Wednesday, October 17, 2012

Grounded

There are so many things to be said about this one simple word.

There are flightless birds. They are grounded.

There is a sense of being 'grounded' and keeping your feet on the ground while your dreams take flight.

Of course there is being 'grounded' as punishment which surely we all were at some point when growing up.

I guess the context in which the word is used is where we each find it's meaning. Sometimes the meaning is found on a personal level.

Thursday, October 4, 2012

Unsettled hurt

I recently had a run in with a former ex of mine.  While it was nice to see him again for a change, it was also something that shook up my day. The following day I was in a foul mood because of it and just grouchy with everyone in general.

I know the reasons why we are no longer together, yet when another friend of mine asked why I let it get to me? I had no idea what to tell him. I was a bit angry at *Bradley for some things that have yet to be resolved.

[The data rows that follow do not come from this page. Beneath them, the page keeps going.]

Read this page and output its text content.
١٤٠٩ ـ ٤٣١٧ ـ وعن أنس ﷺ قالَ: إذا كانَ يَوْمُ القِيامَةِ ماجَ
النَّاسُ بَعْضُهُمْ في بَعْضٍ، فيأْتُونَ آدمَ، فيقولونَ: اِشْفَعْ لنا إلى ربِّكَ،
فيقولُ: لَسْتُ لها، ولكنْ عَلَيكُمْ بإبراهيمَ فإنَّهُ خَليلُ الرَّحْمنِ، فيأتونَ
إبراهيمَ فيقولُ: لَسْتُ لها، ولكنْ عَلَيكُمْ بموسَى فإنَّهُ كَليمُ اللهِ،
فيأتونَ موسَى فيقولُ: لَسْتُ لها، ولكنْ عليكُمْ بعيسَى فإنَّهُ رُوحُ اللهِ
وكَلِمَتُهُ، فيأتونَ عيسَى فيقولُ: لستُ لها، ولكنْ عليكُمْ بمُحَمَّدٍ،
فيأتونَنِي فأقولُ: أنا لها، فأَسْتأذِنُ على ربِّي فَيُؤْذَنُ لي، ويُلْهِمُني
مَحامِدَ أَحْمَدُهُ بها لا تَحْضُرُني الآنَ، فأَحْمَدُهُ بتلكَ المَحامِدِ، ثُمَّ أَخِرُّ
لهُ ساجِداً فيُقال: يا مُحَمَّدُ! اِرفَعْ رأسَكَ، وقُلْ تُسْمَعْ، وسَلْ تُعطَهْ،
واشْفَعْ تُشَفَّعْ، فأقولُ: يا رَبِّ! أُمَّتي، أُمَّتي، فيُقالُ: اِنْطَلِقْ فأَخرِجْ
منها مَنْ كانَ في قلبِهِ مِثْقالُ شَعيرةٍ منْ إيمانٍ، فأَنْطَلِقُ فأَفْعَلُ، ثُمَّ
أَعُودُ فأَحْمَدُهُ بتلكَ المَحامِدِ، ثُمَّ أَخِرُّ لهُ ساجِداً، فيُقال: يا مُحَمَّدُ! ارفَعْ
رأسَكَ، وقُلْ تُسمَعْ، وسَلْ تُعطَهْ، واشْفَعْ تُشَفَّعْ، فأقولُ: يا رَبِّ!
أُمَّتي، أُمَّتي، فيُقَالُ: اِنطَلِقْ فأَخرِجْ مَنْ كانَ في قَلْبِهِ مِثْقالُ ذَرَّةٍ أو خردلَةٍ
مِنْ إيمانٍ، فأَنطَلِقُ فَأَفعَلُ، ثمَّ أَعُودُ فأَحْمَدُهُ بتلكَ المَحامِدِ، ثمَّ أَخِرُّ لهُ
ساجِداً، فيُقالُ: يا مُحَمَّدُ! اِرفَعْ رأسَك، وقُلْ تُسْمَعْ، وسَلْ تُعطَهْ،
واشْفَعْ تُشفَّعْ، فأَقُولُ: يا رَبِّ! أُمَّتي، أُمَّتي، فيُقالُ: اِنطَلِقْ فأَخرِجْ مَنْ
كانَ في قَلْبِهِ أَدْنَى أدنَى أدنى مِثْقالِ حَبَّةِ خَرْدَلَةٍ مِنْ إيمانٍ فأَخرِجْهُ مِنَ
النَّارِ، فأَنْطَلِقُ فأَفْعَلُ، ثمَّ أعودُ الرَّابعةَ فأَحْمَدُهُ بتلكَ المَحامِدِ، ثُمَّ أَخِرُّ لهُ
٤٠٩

The way it all ended, they probably likely never will be resolved to my liking or satisfaction.  Yet here I was pissed off at him still. I talked to another friend of mine later in the day, recounted all of the crap I had endured and waited for her confirmation that yep, he is an utter waste. What I got instead was another round of Why does this all still bother you?

Which got me to thinking- why does it bother me? Why do I let him get to me. I know he is a waste, nothing old or new about him surprises me, why should I care? So there are unresolved issues still lurking in the depths waiting to be hauled up to the surface. Let them go and leave them there. Do I really need someone else to confirm that he is a dolt? If they do, does that make him any less of a dolt or me a better person? No. So I shook it off and let it lie. Pushed the thick layer of dirt over it and buried it for good. He may never change, but I have because of everything. Him and his unresolved hurt can go straight to Hell.